If you find yourself needing an extra energy boost, Lewis pointed to exercise as one of the simplest ways to get your adrenaline pumping. Going for a bike ride or run, then sitting down to a task that calls for some inspiration, might be all you need. (As a bonus, exercise will help you sleep better, too.)
The note card trick
This is something I started doing recently, and on the days I actually remember to write one, there’s a noticeable difference in how much energy or inspiration I have for all tasks at hand.

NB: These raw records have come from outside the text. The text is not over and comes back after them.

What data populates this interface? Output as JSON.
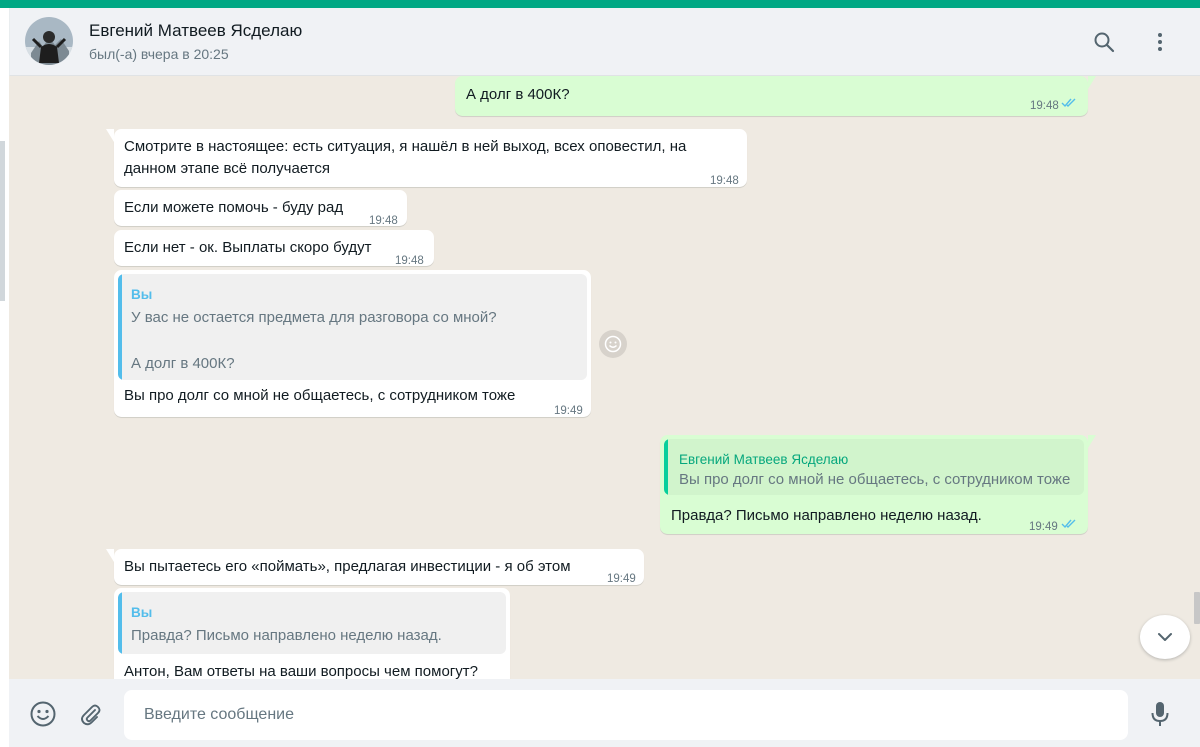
{
  "colors": {
    "accent": "#00a884",
    "incoming_bubble": "#ffffff",
    "outgoing_bubble": "#d9fdd3",
    "chat_background": "#efeae2",
    "header_background": "#f0f2f5",
    "read_ticks": "#53bdeb",
    "quote_you": "#53bdeb",
    "quote_contact": "#06cf9c",
    "quote_contact_name": "#06a77d"
  },
  "header": {
    "contact_name": "Евгений Матвеев Ясделаю",
    "status": "был(-а) вчера в 20:25",
    "icons": [
      "search-icon",
      "menu-icon"
    ]
  },
  "messages": [
    {
      "direction": "out",
      "text": "А долг в 400К?",
      "time": "19:48",
      "read": true
    },
    {
      "direction": "in",
      "lines": [
        "Смотрите в настоящее: есть ситуация, я нашёл в ней выход, всех оповестил, на",
        "данном этапе всё получается"
      ],
      "time": "19:48"
    },
    {
      "direction": "in",
      "text": "Если можете помочь - буду рад",
      "time": "19:48"
    },
    {
      "direction": "in",
      "text": "Если нет - ок. Выплаты скоро будут",
      "time": "19:48"
    },
    {
      "direction": "in",
      "quote": {
        "author": "Вы",
        "lines": [
          "У вас не остается предмета для разговора со мной?",
          "А долг в 400К?"
        ]
      },
      "text": "Вы про долг со мной не общаетесь, с сотрудником тоже",
      "time": "19:49"
    },
    {
      "direction": "out",
      "quote": {
        "author": "Евгений Матвеев Ясделаю",
        "lines": [
          "Вы про долг со мной не общаетесь, с сотрудником тоже"
        ]
      },
      "text": "Правда? Письмо направлено неделю назад.",
      "time": "19:49",
      "read": true
    },
    {
      "direction": "in",
      "text": "Вы пытаетесь его «поймать», предлагая инвестиции - я об этом",
      "time": "19:49"
    },
    {
      "direction": "in",
      "quote": {
        "author": "Вы",
        "lines": [
          "Правда? Письмо направлено неделю назад."
        ]
      },
      "text": "Антон, Вам ответы на ваши вопросы чем помогут?"
    }
  ],
  "chat_icons": [
    "emoji-reaction-icon",
    "chevron-down-icon"
  ],
  "composer": {
    "placeholder": "Введите сообщение",
    "value": "",
    "icons": [
      "emoji-icon",
      "attach-icon",
      "mic-icon"
    ]
  }
}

It’s basically writing a to-do list, but I completely separate tasks I want to do from tasks I’m not excited about.
On one side of the card, I jot down tasks I’m not particularly thrilled about completing but need to get done. On the other side, I write down small “creative” tasks I also need to do that day. Sometimes they’re actually creative, like free write for 15 minutes, but I also throw in daily exercise or anything else I view as feeding the creative monster, and I weave in bursts of energy that way. It’s likely this works for me because crossing off these creative tasks serves as a type of reward, and it also draws out ways to break up tasks.
Actually make sleep a priority
If other wellness habits, such as staying hydrated, exercising regularly and eating nutritious foods, are like cheerleaders leading a rally about how much better I’d feel if I also developed a better sleep schedule, then my nights of scheduled sleep deprivation are the people smoking outside and skipping the rally altogether – we’ve heard it all before, and we’re just not interested.
But to whoever needs to hear this (me): Staying up late and being tired isn’t a badge of honor. While it might provide adrenaline-assisted benefits for a (very limited) one or two nights, chronic sleep deprivation will increase your risk of cognitive decline later in life, increase your risk of heart disease and so much more.
If you’re seeking novelty in your sleep routine, there are small things you can do to enhance the experience, like investing in a scent infuser, being selective about which pillow you use or how you arrange your bedroom, and generally thinking of a nightly routine as something you look forward to that will only help your work in the long run.
Try your best to create your 3 a.m. environment at 2 p.m.
Though sometimes I stay up super late to finish an everyday task because I put it off, I usually find myself in the biggest thick of sleep deprivation with a project I really want to get right. I love having the time, maybe in a dark and dreamy cafe that’s open until 2 a.m., to diddle around and wait for an idea to get its wings, which then makes the rest of the project feel so much easier. I want to give some things the right room to grow.
In an ideal world, Lewis said, we’d all head off to our cabins in the woods, packing only a “big bag of physical books.” But that’s not realistic, so you need to do what you can to make your environment one that’s similar to what you love about the nighttime.
As you start to experiment with ways you can complete your necessary tasks while still respecting the things you truly love to do, you may find that the need to participate in the dangerous sleep-deprivation-and-procrastination game fades away.
“We all crave that peace and quiet,” Lewis said. “Peace and quiet and being understood.”